Using next generation sequencing, AHRI scientists sequenced the HIV genome of more than 1 300 ART naïve, HIV positive participants. Deep sequencing allows scientists to detect mutations down to 2% of the viral population, giving a more detailed perspective than the gold standard for drug resistance testing, called ‘Sanger Sequencing’.
Their results show around 17% of the participants were infected with a resistant strain of HIV. This figure is consistent with ART roll-out for more than a decade in South Africa. However, the study findings show that these resistances didn’t necessarily affect treatment outcomes. 95% of participants on treatment successfully suppressed the virus. This is higher than the UNAIDS target of 90%.

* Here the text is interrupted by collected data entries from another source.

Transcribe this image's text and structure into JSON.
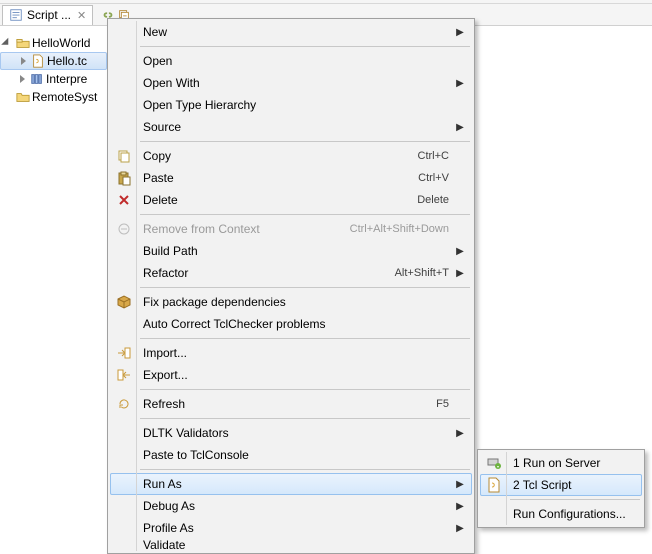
{
  "tab": {
    "title": "Script ...",
    "close_glyph": "✕"
  },
  "tree": {
    "items": [
      {
        "label": "HelloWorld"
      },
      {
        "label": "Hello.tc"
      },
      {
        "label": "Interpre"
      },
      {
        "label": "RemoteSyst"
      }
    ]
  },
  "menu": {
    "items": [
      {
        "label": "New",
        "submenu": true
      },
      {
        "sep": true
      },
      {
        "label": "Open"
      },
      {
        "label": "Open With",
        "submenu": true
      },
      {
        "label": "Open Type Hierarchy"
      },
      {
        "label": "Source",
        "submenu": true
      },
      {
        "sep": true
      },
      {
        "label": "Copy",
        "accel": "Ctrl+C",
        "icon": "copy"
      },
      {
        "label": "Paste",
        "accel": "Ctrl+V",
        "icon": "paste"
      },
      {
        "label": "Delete",
        "accel": "Delete",
        "icon": "delete"
      },
      {
        "sep": true
      },
      {
        "label": "Remove from Context",
        "accel": "Ctrl+Alt+Shift+Down",
        "disabled": true,
        "icon": "remove-context"
      },
      {
        "label": "Build Path",
        "submenu": true
      },
      {
        "label": "Refactor",
        "accel": "Alt+Shift+T",
        "submenu": true
      },
      {
        "sep": true
      },
      {
        "label": "Fix package dependencies",
        "icon": "package"
      },
      {
        "label": "Auto Correct TclChecker problems"
      },
      {
        "sep": true
      },
      {
        "label": "Import...",
        "icon": "import"
      },
      {
        "label": "Export...",
        "icon": "export"
      },
      {
        "sep": true
      },
      {
        "label": "Refresh",
        "accel": "F5",
        "icon": "refresh"
      },
      {
        "sep": true
      },
      {
        "label": "DLTK Validators",
        "submenu": true
      },
      {
        "label": "Paste to TclConsole"
      },
      {
        "sep": true
      },
      {
        "label": "Run As",
        "submenu": true,
        "highlight": true
      },
      {
        "label": "Debug As",
        "submenu": true
      },
      {
        "label": "Profile As",
        "submenu": true
      },
      {
        "label": "Validate",
        "cutoff": true
      }
    ]
  },
  "submenu": {
    "items": [
      {
        "label": "1 Run on Server",
        "icon": "server"
      },
      {
        "label": "2 Tcl Script",
        "icon": "tcl",
        "highlight": true
      },
      {
        "sep": true
      },
      {
        "label": "Run Configurations..."
      }
    ]
  }
}
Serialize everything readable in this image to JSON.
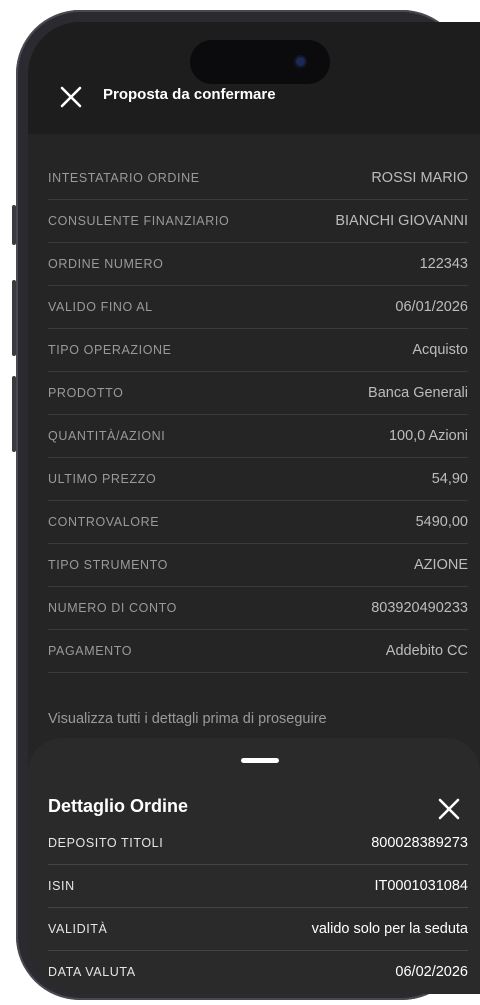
{
  "header": {
    "title": "Proposta da confermare",
    "close_icon": "close-icon"
  },
  "details": [
    {
      "label": "INTESTATARIO ORDINE",
      "value": "ROSSI MARIO"
    },
    {
      "label": "CONSULENTE FINANZIARIO",
      "value": "BIANCHI GIOVANNI"
    },
    {
      "label": "ORDINE NUMERO",
      "value": "122343"
    },
    {
      "label": "VALIDO FINO AL",
      "value": "06/01/2026"
    },
    {
      "label": "TIPO OPERAZIONE",
      "value": "Acquisto"
    },
    {
      "label": "PRODOTTO",
      "value": "Banca Generali"
    },
    {
      "label": "QUANTITÀ/AZIONI",
      "value": "100,0 Azioni"
    },
    {
      "label": "ULTIMO PREZZO",
      "value": "54,90"
    },
    {
      "label": "CONTROVALORE",
      "value": "5490,00"
    },
    {
      "label": "TIPO STRUMENTO",
      "value": "AZIONE"
    },
    {
      "label": "NUMERO DI CONTO",
      "value": "803920490233"
    },
    {
      "label": "PAGAMENTO",
      "value": "Addebito CC"
    }
  ],
  "hint": "Visualizza tutti i dettagli prima di proseguire",
  "sheet": {
    "title": "Dettaglio Ordine",
    "close_icon": "close-icon",
    "rows": [
      {
        "label": "DEPOSITO TITOLI",
        "value": "800028389273"
      },
      {
        "label": "ISIN",
        "value": "IT0001031084"
      },
      {
        "label": "VALIDITÀ",
        "value": "valido solo per la seduta"
      },
      {
        "label": "DATA VALUTA",
        "value": "06/02/2026"
      }
    ]
  },
  "colors": {
    "background": "#252525",
    "sheet": "#2a2a2a",
    "label": "#9a9a9a",
    "value": "#bcbcbc"
  }
}
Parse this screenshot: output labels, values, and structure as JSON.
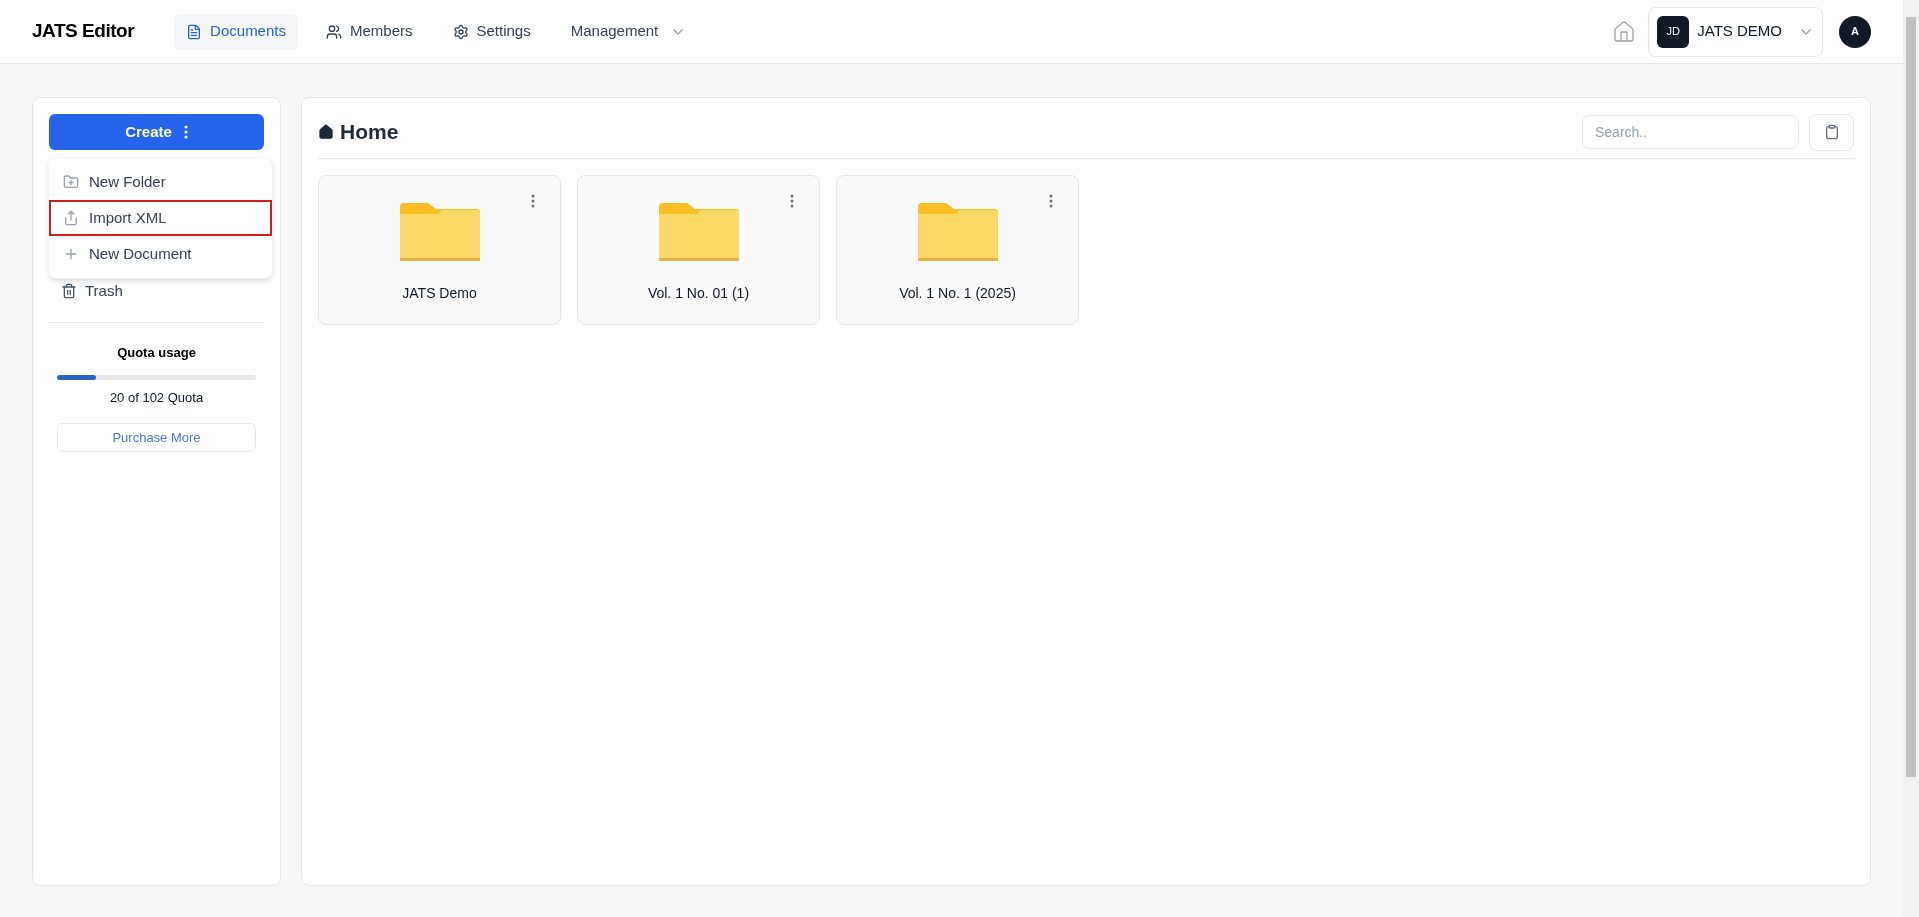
{
  "app": {
    "title": "JATS Editor"
  },
  "nav": [
    {
      "label": "Documents",
      "selected": true,
      "kind": "document"
    },
    {
      "label": "Members",
      "selected": false,
      "kind": "members"
    },
    {
      "label": "Settings",
      "selected": false,
      "kind": "settings"
    },
    {
      "label": "Management",
      "selected": false,
      "kind": "dropdown"
    }
  ],
  "workspace": {
    "initials": "JD",
    "name": "JATS DEMO"
  },
  "avatar": {
    "initial": "A"
  },
  "sidebar": {
    "create_button": "Create",
    "create_menu": [
      {
        "label": "New Folder",
        "kind": "folder",
        "highlighted": false
      },
      {
        "label": "Import XML",
        "kind": "upload",
        "highlighted": true
      },
      {
        "label": "New Document",
        "kind": "plus",
        "highlighted": false
      }
    ],
    "items": [
      {
        "label": "Trash",
        "kind": "trash"
      }
    ],
    "quota": {
      "title": "Quota usage",
      "level": 0.196,
      "reading": "20 of 102 Quota",
      "button": "Purchase More"
    }
  },
  "main": {
    "title": "Home",
    "search": {
      "placeholder": "Search.."
    },
    "folders": [
      {
        "name": "JATS Demo"
      },
      {
        "name": "Vol. 1 No. 01 (1)"
      },
      {
        "name": "Vol. 1 No. 1 (2025)"
      }
    ]
  }
}
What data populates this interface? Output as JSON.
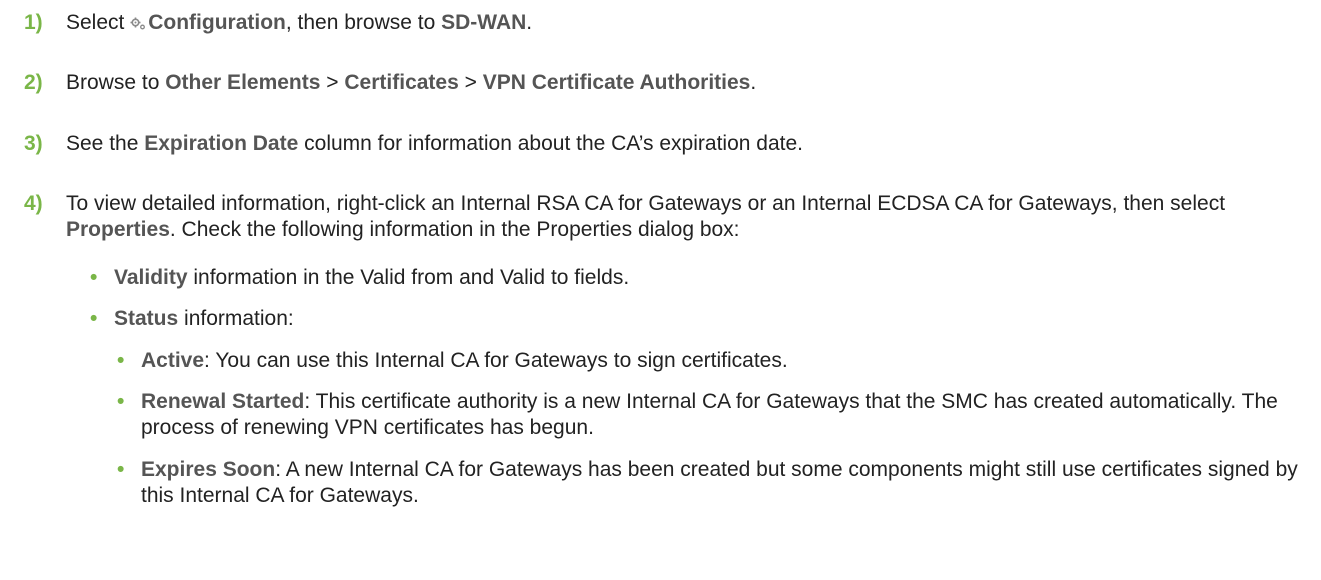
{
  "steps": [
    {
      "number": "1)",
      "select": "Select",
      "gear_icon": "gear-icon",
      "configuration": "Configuration",
      "then_browse": ", then browse to",
      "sdwan": "SD-WAN",
      "period": "."
    },
    {
      "number": "2)",
      "browse_to": "Browse to",
      "other_elements": "Other Elements",
      "sep1": ">",
      "certificates": "Certificates",
      "sep2": ">",
      "vpn_cas": "VPN Certificate Authorities",
      "period": "."
    },
    {
      "number": "3)",
      "see_the": "See the",
      "expiration_date": "Expiration Date",
      "rest": "column for information about the CA’s expiration date."
    },
    {
      "number": "4)",
      "intro": "To view detailed information, right-click an Internal RSA CA for Gateways or an Internal ECDSA CA for Gateways, then select",
      "properties": "Properties",
      "rest": ". Check the following information in the Properties dialog box:"
    }
  ],
  "bullets": {
    "validity_term": "Validity",
    "validity_text": "information in the Valid from and Valid to fields.",
    "status_term": "Status",
    "status_text": "information:"
  },
  "status_items": [
    {
      "term": "Active",
      "text": ": You can use this Internal CA for Gateways to sign certificates."
    },
    {
      "term": "Renewal Started",
      "text": ": This certificate authority is a new Internal CA for Gateways that the SMC has created automatically. The process of renewing VPN certificates has begun."
    },
    {
      "term": "Expires Soon",
      "text": ": A new Internal CA for Gateways has been created but some components might still use certificates signed by this Internal CA for Gateways."
    }
  ],
  "bullet_symbol": "•",
  "colors": {
    "accent": "#7ab648",
    "ui_term": "#555555",
    "body_text": "#222222"
  }
}
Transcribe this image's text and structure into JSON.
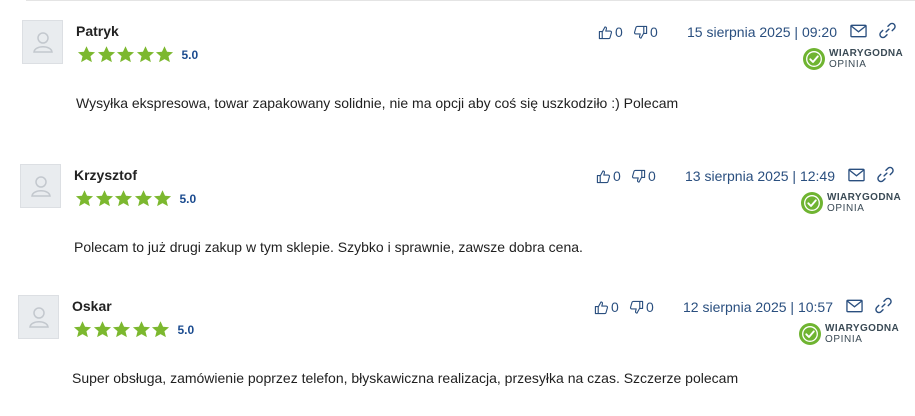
{
  "colors": {
    "star": "#7cb82f",
    "score": "#1b4b8f",
    "meta": "#2a4f7f",
    "badge_green": "#6fb431"
  },
  "icons": {
    "avatar": "user-silhouette-icon",
    "star": "star-icon",
    "up": "thumbs-up-icon",
    "down": "thumbs-down-icon",
    "mail": "envelope-icon",
    "link": "chain-link-icon",
    "badge": "verified-check-badge-icon"
  },
  "badge": {
    "line1": "WIARYGODNA",
    "line2": "OPINIA"
  },
  "reviews": [
    {
      "author": "Patryk",
      "rating": 5,
      "score": "5.0",
      "up": "0",
      "down": "0",
      "date": "15 sierpnia 2025 | 09:20",
      "text": "Wysyłka ekspresowa, towar zapakowany solidnie, nie ma opcji aby coś się uszkodziło :) Polecam"
    },
    {
      "author": "Krzysztof",
      "rating": 5,
      "score": "5.0",
      "up": "0",
      "down": "0",
      "date": "13 sierpnia 2025 | 12:49",
      "text": "Polecam to już drugi zakup w tym sklepie. Szybko i sprawnie, zawsze dobra cena."
    },
    {
      "author": "Oskar",
      "rating": 5,
      "score": "5.0",
      "up": "0",
      "down": "0",
      "date": "12 sierpnia 2025 | 10:57",
      "text": "Super obsługa, zamówienie poprzez telefon, błyskawiczna realizacja, przesyłka na czas. Szczerze polecam"
    }
  ]
}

AHRI’s Dr Anne Derache, who led the research, suggests there were two factors that likely played a role in good response to ART. Firstly, there was a high level of adherence to treatment. This was most likely thanks to the fixed dose combination ARVs that were provided, which makes them easier to take, and also to the regular adherence counselling within the trial setting. Secondly, the combination of two of the drugs in this fixed dose are potent enough to achieve viral suppression in the short term, even if participants have resistance to the third drug. But these results still need to be confirmed with longer follow-up times, as this study had a median time on ART of 16 months.
“It’s great news that we have potent, cheap, fixed dose combination drugs that are easy to take with few side effects, and resistance is not yet compromising this particular therapy,” says Derache. “But it’s much too early to conclude anything. In 10 to 15 years’ time drug resistance may still become a major issue.”